The GBP/USD has relinquished about 50% of the sharp gains made in the prior session. Sterling fell across the board this morning on news that activity in the dominant UK services sector slowed down in May from an eight-month high in April. The PMI dropped to 56.5, down 3 whole points from 59.5 recorded in April, easily missing expectations of 59.2. The services sector disappointment comes a day after the construction sector PMI surprised to the upside, which along with some cheerful lending data, caused the pound to surge higher. But as far as the GBP/USD is concerned, the volatility is only likely to increase as we progress through the second half of this week because of the sheer number of high-impact US macroeconomic data coming up.

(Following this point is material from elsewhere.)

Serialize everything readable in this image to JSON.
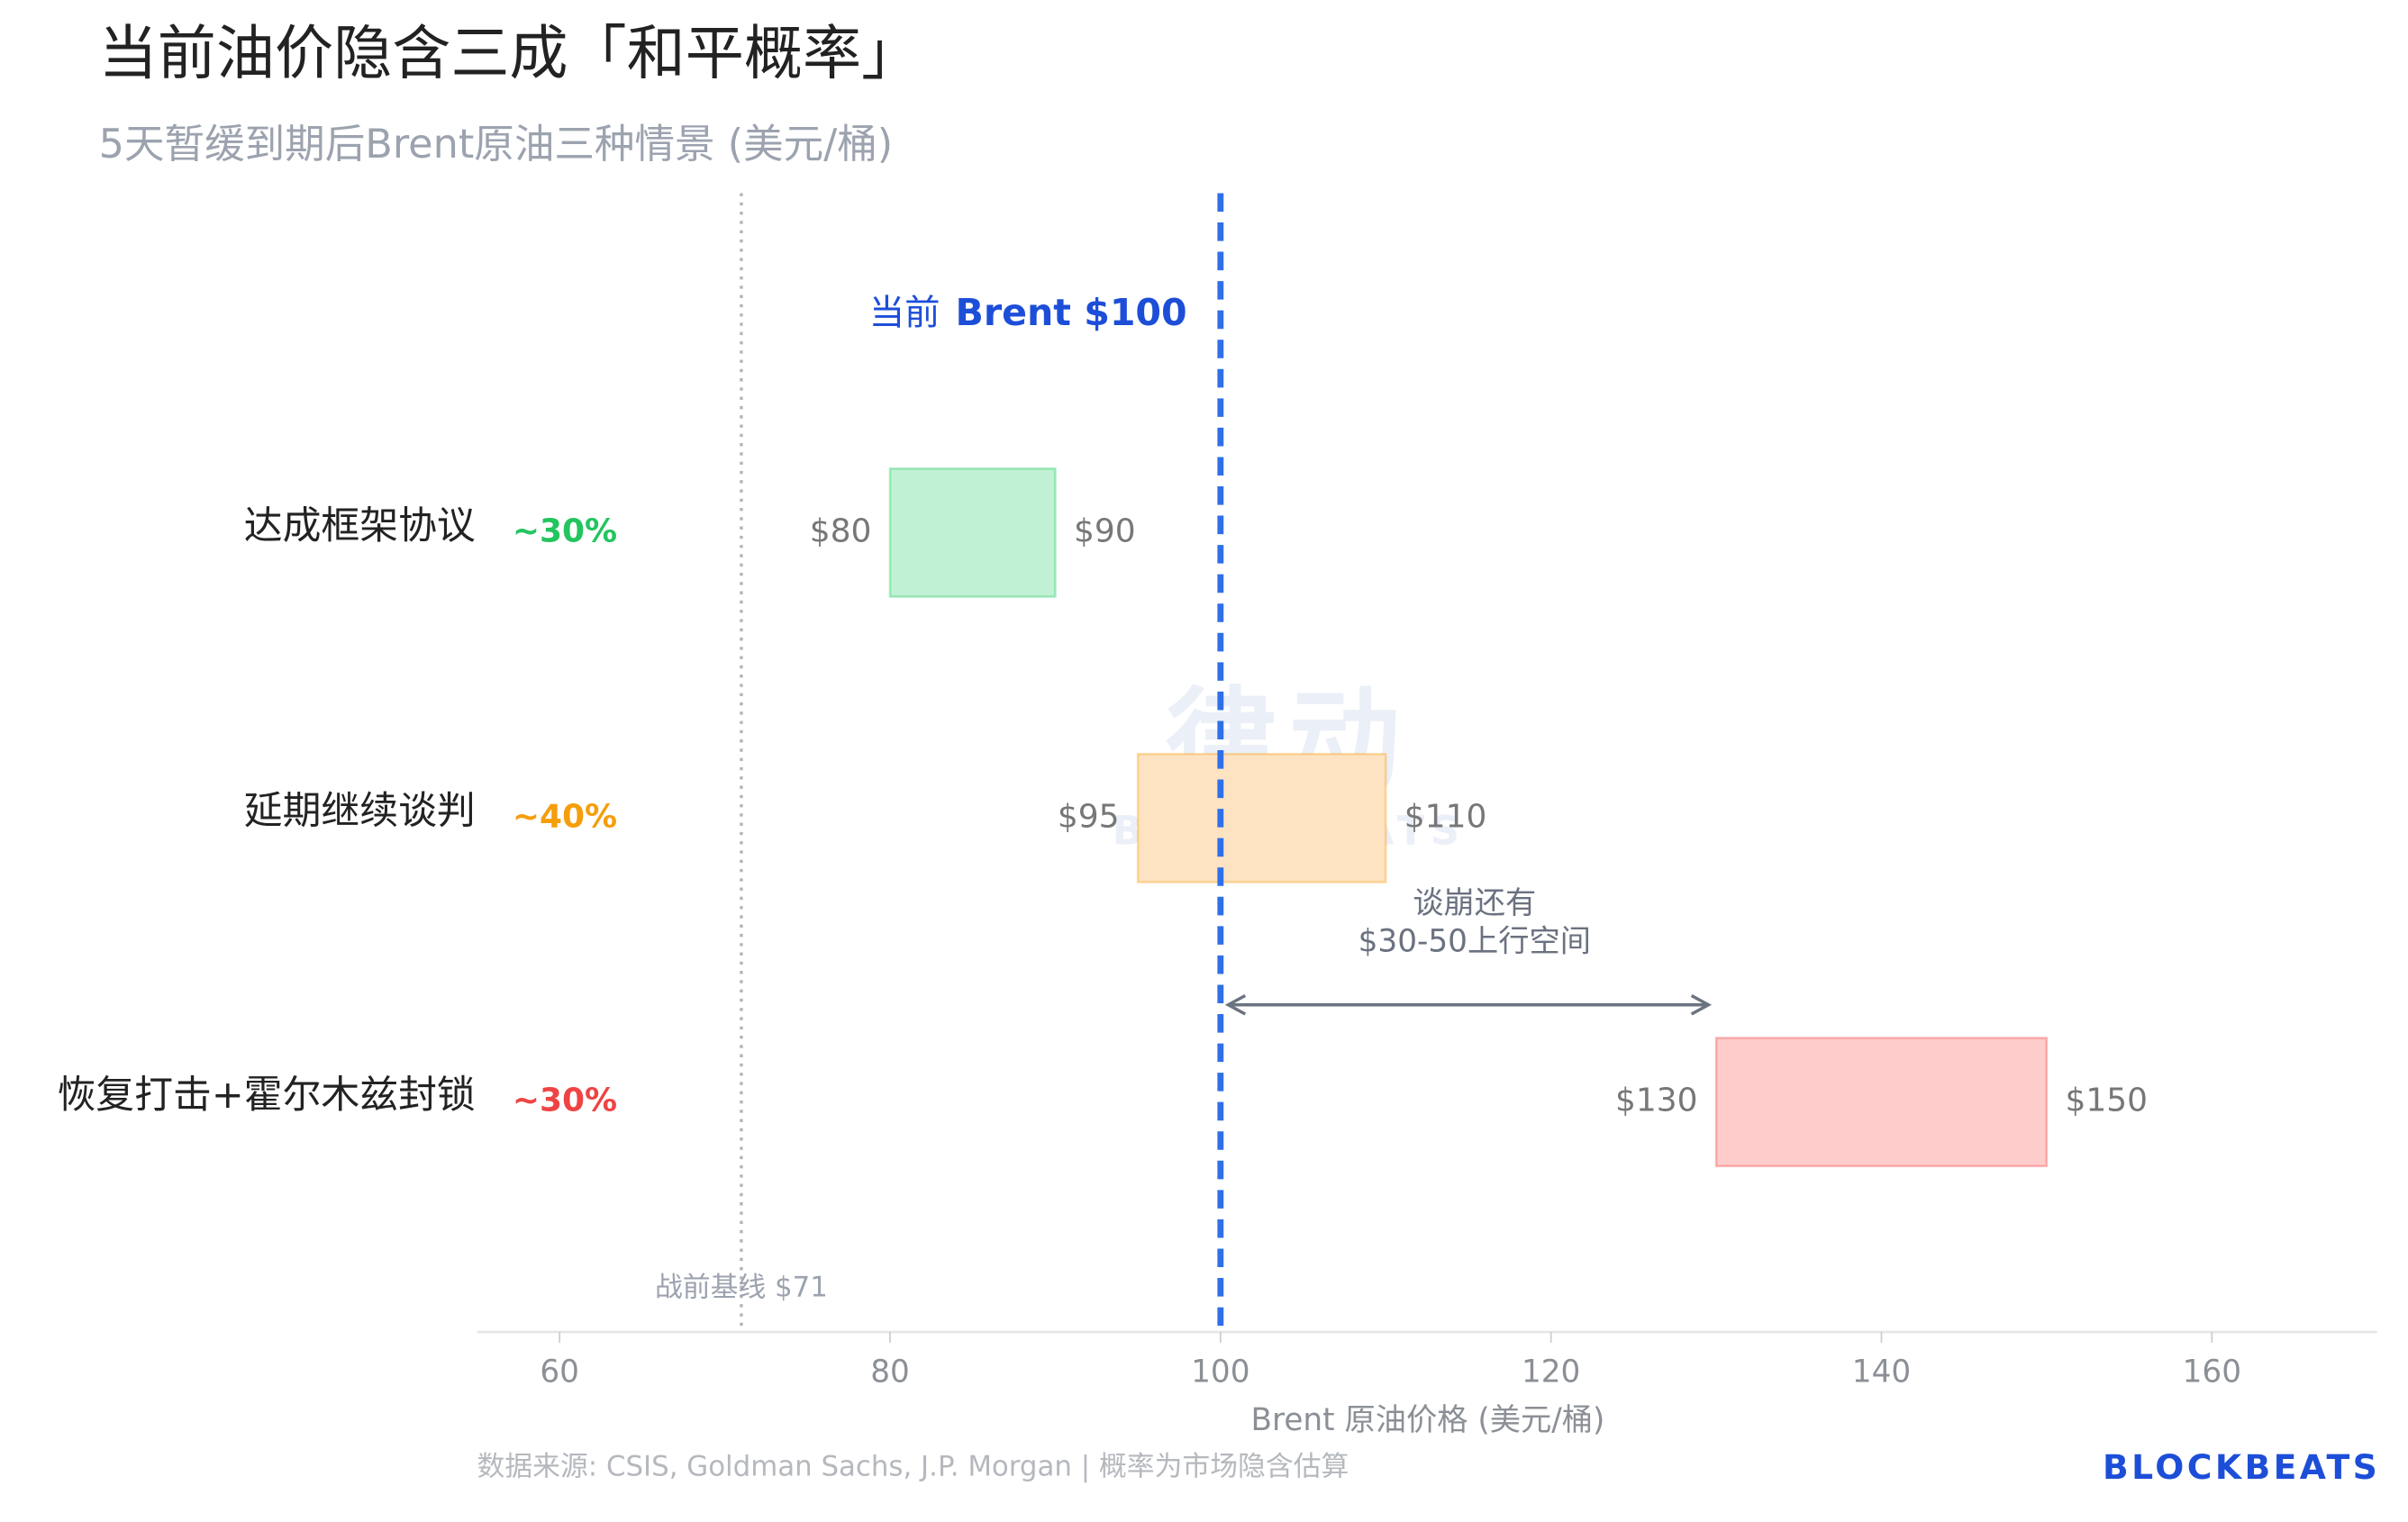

It all starts later this afternoon with the ADP private sector employment data at 12:15 BST (07:15 ET), followed by the US ISM non-manufacturing PMI at 15:30 BST (10:30 ET). On Thursday we will have the usual weekly unemployment claims and then the official monthly jobs report on Friday. So, although the GBP/USD is down, it is by no means out (yet). Indeed, if the Cable manages to shrug off weakness in UK and/or potential strength in US data over the coming days then the rally could extend to much-higher levels over time.

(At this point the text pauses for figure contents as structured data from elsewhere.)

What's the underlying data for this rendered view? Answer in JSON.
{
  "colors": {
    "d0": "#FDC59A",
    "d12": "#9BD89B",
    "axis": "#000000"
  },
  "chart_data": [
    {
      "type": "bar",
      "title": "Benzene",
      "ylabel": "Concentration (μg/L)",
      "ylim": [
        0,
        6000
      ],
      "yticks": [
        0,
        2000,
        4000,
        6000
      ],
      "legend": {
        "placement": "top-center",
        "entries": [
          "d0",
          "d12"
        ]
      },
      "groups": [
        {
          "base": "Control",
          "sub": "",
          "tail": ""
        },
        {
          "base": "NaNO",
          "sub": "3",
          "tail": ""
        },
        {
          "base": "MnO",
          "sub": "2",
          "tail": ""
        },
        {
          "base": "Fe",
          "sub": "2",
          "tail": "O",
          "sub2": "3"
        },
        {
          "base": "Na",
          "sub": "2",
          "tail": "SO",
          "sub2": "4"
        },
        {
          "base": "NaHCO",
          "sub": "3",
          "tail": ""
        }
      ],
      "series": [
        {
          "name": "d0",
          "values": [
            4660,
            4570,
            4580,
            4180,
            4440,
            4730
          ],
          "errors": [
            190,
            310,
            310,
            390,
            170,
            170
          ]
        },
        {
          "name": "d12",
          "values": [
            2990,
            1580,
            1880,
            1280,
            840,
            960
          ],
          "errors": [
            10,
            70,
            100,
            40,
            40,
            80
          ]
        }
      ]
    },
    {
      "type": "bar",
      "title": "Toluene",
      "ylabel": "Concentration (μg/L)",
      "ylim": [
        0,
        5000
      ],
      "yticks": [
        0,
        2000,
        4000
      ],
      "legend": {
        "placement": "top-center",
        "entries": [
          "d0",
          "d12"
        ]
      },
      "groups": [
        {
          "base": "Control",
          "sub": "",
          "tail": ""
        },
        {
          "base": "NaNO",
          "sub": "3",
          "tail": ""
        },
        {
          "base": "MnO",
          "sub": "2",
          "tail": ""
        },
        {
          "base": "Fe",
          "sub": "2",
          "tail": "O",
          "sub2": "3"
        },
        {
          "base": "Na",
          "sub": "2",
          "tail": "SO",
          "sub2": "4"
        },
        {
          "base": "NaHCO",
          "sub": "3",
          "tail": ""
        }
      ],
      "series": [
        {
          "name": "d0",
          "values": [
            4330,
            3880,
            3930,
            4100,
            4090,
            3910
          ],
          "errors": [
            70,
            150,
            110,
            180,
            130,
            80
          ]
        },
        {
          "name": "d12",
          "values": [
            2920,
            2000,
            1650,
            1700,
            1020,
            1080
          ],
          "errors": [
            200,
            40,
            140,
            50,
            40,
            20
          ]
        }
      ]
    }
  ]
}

Immediately after the release of the UK services PMI data, the GBP/USD dropped by one big figure before pausing around the 1.5250/70 support area ahead of the US data later in the day. This area corresponds with an old resistance level and the 50% retracement of the up move from this week’s low (see the 1-hour chart). It could therefore turn into support and precede another rally. However if this area is taken out decisively then price may extend its decline sharply on further technical selling.

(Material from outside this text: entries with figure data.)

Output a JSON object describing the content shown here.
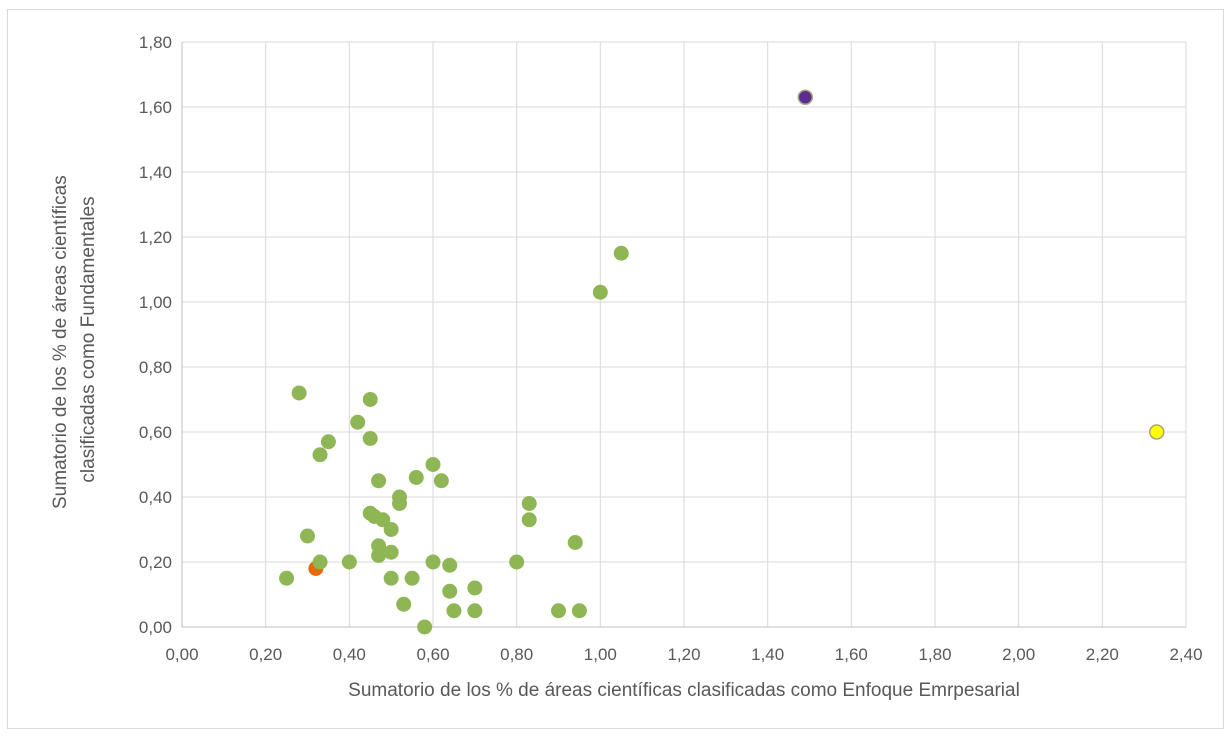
{
  "chart_data": {
    "type": "scatter",
    "title": "",
    "xlabel": "Sumatorio de los % de áreas científicas clasificadas como Enfoque Emrpesarial",
    "ylabel_lines": [
      "Sumatorio de los % de áreas científicas",
      "clasificadas como Fundamentales"
    ],
    "xlim": [
      0,
      2.4
    ],
    "ylim": [
      0,
      1.8
    ],
    "x_ticks": [
      "0,00",
      "0,20",
      "0,40",
      "0,60",
      "0,80",
      "1,00",
      "1,20",
      "1,40",
      "1,60",
      "1,80",
      "2,00",
      "2,20",
      "2,40"
    ],
    "y_ticks": [
      "0,00",
      "0,20",
      "0,40",
      "0,60",
      "0,80",
      "1,00",
      "1,20",
      "1,40",
      "1,60",
      "1,80"
    ],
    "grid": true,
    "legend": "none",
    "colors": {
      "default": "#8fb654",
      "highlight_orange": "#e36c09",
      "highlight_purple": "#5b2c91",
      "highlight_yellow": "#ffff00",
      "highlight_stroke": "#a9a57c",
      "grid": "#d9d9d9",
      "axis": "#bfbfbf"
    },
    "points": [
      {
        "x": 0.25,
        "y": 0.15
      },
      {
        "x": 0.28,
        "y": 0.72
      },
      {
        "x": 0.3,
        "y": 0.28
      },
      {
        "x": 0.32,
        "y": 0.18,
        "color": "highlight_orange"
      },
      {
        "x": 0.33,
        "y": 0.2
      },
      {
        "x": 0.33,
        "y": 0.53
      },
      {
        "x": 0.35,
        "y": 0.57
      },
      {
        "x": 0.4,
        "y": 0.2
      },
      {
        "x": 0.42,
        "y": 0.63
      },
      {
        "x": 0.45,
        "y": 0.7
      },
      {
        "x": 0.45,
        "y": 0.58
      },
      {
        "x": 0.45,
        "y": 0.35
      },
      {
        "x": 0.46,
        "y": 0.34
      },
      {
        "x": 0.47,
        "y": 0.25
      },
      {
        "x": 0.47,
        "y": 0.22
      },
      {
        "x": 0.47,
        "y": 0.45
      },
      {
        "x": 0.48,
        "y": 0.33
      },
      {
        "x": 0.5,
        "y": 0.3
      },
      {
        "x": 0.5,
        "y": 0.23
      },
      {
        "x": 0.5,
        "y": 0.15
      },
      {
        "x": 0.52,
        "y": 0.4
      },
      {
        "x": 0.52,
        "y": 0.38
      },
      {
        "x": 0.53,
        "y": 0.07
      },
      {
        "x": 0.55,
        "y": 0.15
      },
      {
        "x": 0.56,
        "y": 0.46
      },
      {
        "x": 0.58,
        "y": 0.0
      },
      {
        "x": 0.6,
        "y": 0.5
      },
      {
        "x": 0.6,
        "y": 0.2
      },
      {
        "x": 0.62,
        "y": 0.45
      },
      {
        "x": 0.64,
        "y": 0.19
      },
      {
        "x": 0.64,
        "y": 0.11
      },
      {
        "x": 0.65,
        "y": 0.05
      },
      {
        "x": 0.7,
        "y": 0.12
      },
      {
        "x": 0.7,
        "y": 0.05
      },
      {
        "x": 0.8,
        "y": 0.2
      },
      {
        "x": 0.83,
        "y": 0.38
      },
      {
        "x": 0.83,
        "y": 0.33
      },
      {
        "x": 0.9,
        "y": 0.05
      },
      {
        "x": 0.94,
        "y": 0.26
      },
      {
        "x": 0.95,
        "y": 0.05
      },
      {
        "x": 1.0,
        "y": 1.03
      },
      {
        "x": 1.05,
        "y": 1.15
      },
      {
        "x": 1.49,
        "y": 1.63,
        "color": "highlight_purple",
        "stroke": true
      },
      {
        "x": 2.33,
        "y": 0.6,
        "color": "highlight_yellow",
        "stroke": true
      }
    ]
  }
}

Now, for some reason the 50% retracement seems to be very important for the Cable. This exact retracement level is where the larger downward move came to a halt earlier in the week, causing price to post a large bullish outside candle on the daily chart. Thus, the longer term trend may have already turned bullish once more. Unless proven wrong by price dropping below Tuesday’s low of around 1.5180, the near term outlook therefore remains bullish despite today’s sharp sell-off. As such, price may bounce back here and embark on another rally towards the resistance levels shown on the two charts (US data permitting, of course). The immediate resistance level is around 1.5330 now, followed by today’s high of 1.5370. Thereafter, the 38.2% Fibonacci retracement of the downswing from the May high comes in at 1.5415, followed by the pivotal 1.5500 handle – as well as this area being prior support and resistance, it also corresponds with the 50% retracement level. Alternatively, if the GBP/USD takes out the 1.5170/90 support area then the next stop could well be at the 61.8% Fibonacci retracement of the upswing from April low, at 1.5040.